Updated 19 September 2018

  • The service provided care and treatment based on national guidance and evidence of its effectiveness. Managers checked to make sure staff followed guidance.
  • Staff of different kinds worked together as a team to benefit patients. Doctors, nurses and other healthcare professionals supported each other to provide good care.
  • There were good examples across all services where integrated care was provided.
  • The trust used a capacity and demand tool to monitor caseloads and manage staffing across the community teams. Managers assessed and prioritised their caseloads daily and where teams were understaffed, staff were reallocated to meet demand.
  • Patients were supported to live healthier lives and good health promotion activities were demonstrated across the communities.
  • Staff cared for patients with compassion and respect.
  • All patients we spoke with confirmed that staff treated them well and with kindness.
  • Staff involved patients and those close to them in decisions about their care and treatment.
  • The trust planned and provided services in a way that met the needs of local people.
  • The trust monitored the changing needs of the community and used feedback from patients and stakeholders to monitor their services.
  • The service took account of patients’ individual needs.
  • The service treated concerns and complaints seriously, investigated them and learned lessons from the results, which were shared with all staff.

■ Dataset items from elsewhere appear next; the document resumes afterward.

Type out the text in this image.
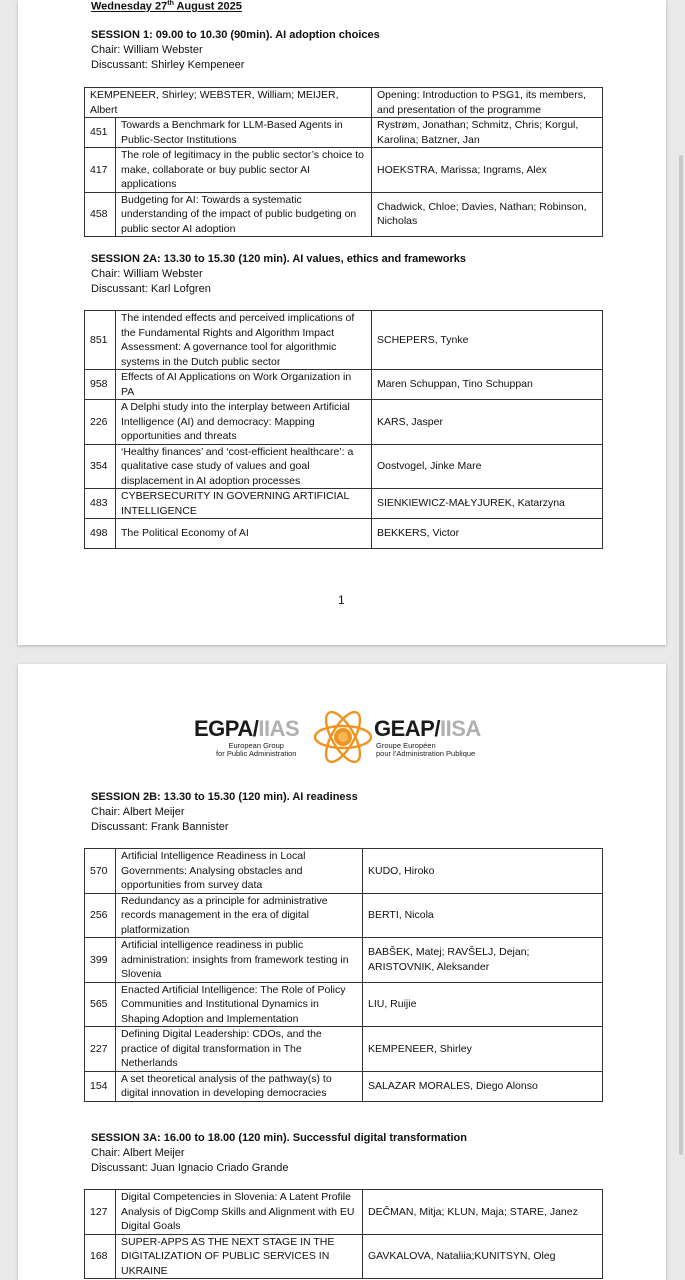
Wednesday 27th August 2025
SESSION 1: 09.00 to 10.30 (90min). AI adoption choices
Chair: William Webster
Discussant: Shirley Kempeneer
KEMPENEER, Shirley; WEBSTER, William; MEIJER, Albert		Opening: Introduction to PSG1, its members, and presentation of the programme
451	Towards a Benchmark for LLM-Based Agents in Public-Sector Institutions	Rystrøm, Jonathan; Schmitz, Chris; Korgul, Karolina; Batzner, Jan
417	The role of legitimacy in the public sector’s choice to make, collaborate or buy public sector AI applications	HOEKSTRA, Marissa; Ingrams, Alex
458	Budgeting for AI: Towards a systematic understanding of the impact of public budgeting on public sector AI adoption	Chadwick, Chloe; Davies, Nathan; Robinson, Nicholas
SESSION 2A: 13.30 to 15.30 (120 min). AI values, ethics and frameworks
Chair: William Webster
Discussant: Karl Lofgren
851	The intended effects and perceived implications of the Fundamental Rights and Algorithm Impact Assessment: A governance tool for algorithmic systems in the Dutch public sector	SCHEPERS, Tynke
958	Effects of AI Applications on Work Organization in PA	Maren Schuppan, Tino Schuppan
226	A Delphi study into the interplay between Artificial Intelligence (AI) and democracy: Mapping opportunities and threats	KARS, Jasper
354	‘Healthy finances’ and ‘cost-efficient healthcare’: a qualitative case study of values and goal displacement in AI adoption processes	Oostvogel, Jinke Mare
483	CYBERSECURITY IN GOVERNING ARTIFICIAL INTELLIGENCE	SIENKIEWICZ-MAŁYJUREK, Katarzyna
498	The Political Economy of AI	BEKKERS, Victor
1
EGPA/IIAS
European Group
for Public Administration
GEAP/IISA
Groupe Européen
pour l’Administration Publique
SESSION 2B: 13.30 to 15.30 (120 min). AI readiness
Chair: Albert Meijer
Discussant: Frank Bannister
570	Artificial Intelligence Readiness in Local Governments: Analysing obstacles and opportunities from survey data	KUDO, Hiroko
256	Redundancy as a principle for administrative records management in the era of digital platformization	BERTI, Nicola
399	Artificial intelligence readiness in public administration: insights from framework testing in Slovenia	BABŠEK, Matej; RAVŠELJ, Dejan; ARISTOVNIK, Aleksander
565	Enacted Artificial Intelligence: The Role of Policy Communities and Institutional Dynamics in Shaping Adoption and Implementation	LIU, Ruijie
227	Defining Digital Leadership: CDOs, and the practice of digital transformation in The Netherlands	KEMPENEER, Shirley
154	A set theoretical analysis of the pathway(s) to digital innovation in developing democracies	SALAZAR MORALES, Diego Alonso
SESSION 3A: 16.00 to 18.00 (120 min). Successful digital transformation
Chair: Albert Meijer
Discussant: Juan Ignacio Criado Grande
127	Digital Competencies in Slovenia: A Latent Profile Analysis of DigComp Skills and Alignment with EU Digital Goals	DEČMAN, Mitja; KLUN, Maja; STARE, Janez
168	SUPER-APPS AS THE NEXT STAGE IN THE DIGITALIZATION OF PUBLIC SERVICES IN UKRAINE	GAVKALOVA, Nataliia;KUNITSYN, Oleg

  • The trust had managers at all levels with the right skills and abilities to run a service providing high-quality sustainable care.
  • The trust had a vision for what it wanted to achieve and workable plans to turn it into action developed with involvement from staff, patients, and key groups representing the local community.
  • There was a clear strategy which was embedded throughout the services we visited and staff were all aware of the plans for transformation of the community services.
  • Managers across the trust promoted a positive culture that supported and valued staff, creating a sense of common purpose based on shared values.
  • The trust was committed to improving services by learning from when things go well and when they go wrong, promoting training, research and innovation.


  • The service needed to make improvements to ensure services were safe. Not all staff had completed mandatory training, including safeguarding training. Equipment was not always maintained appropriately and medicines were not administered and stored well. Staff recognised incidents but did not always report them. Records were not up-to-date or easy to follow and could not be accessed by all staff.
  • Not all staff received clinical supervision and staff found it difficult to access appropriate training to maintain their competencies.
  • The service did not always investigate and respond to complaints in a timely manner in line with trust policy.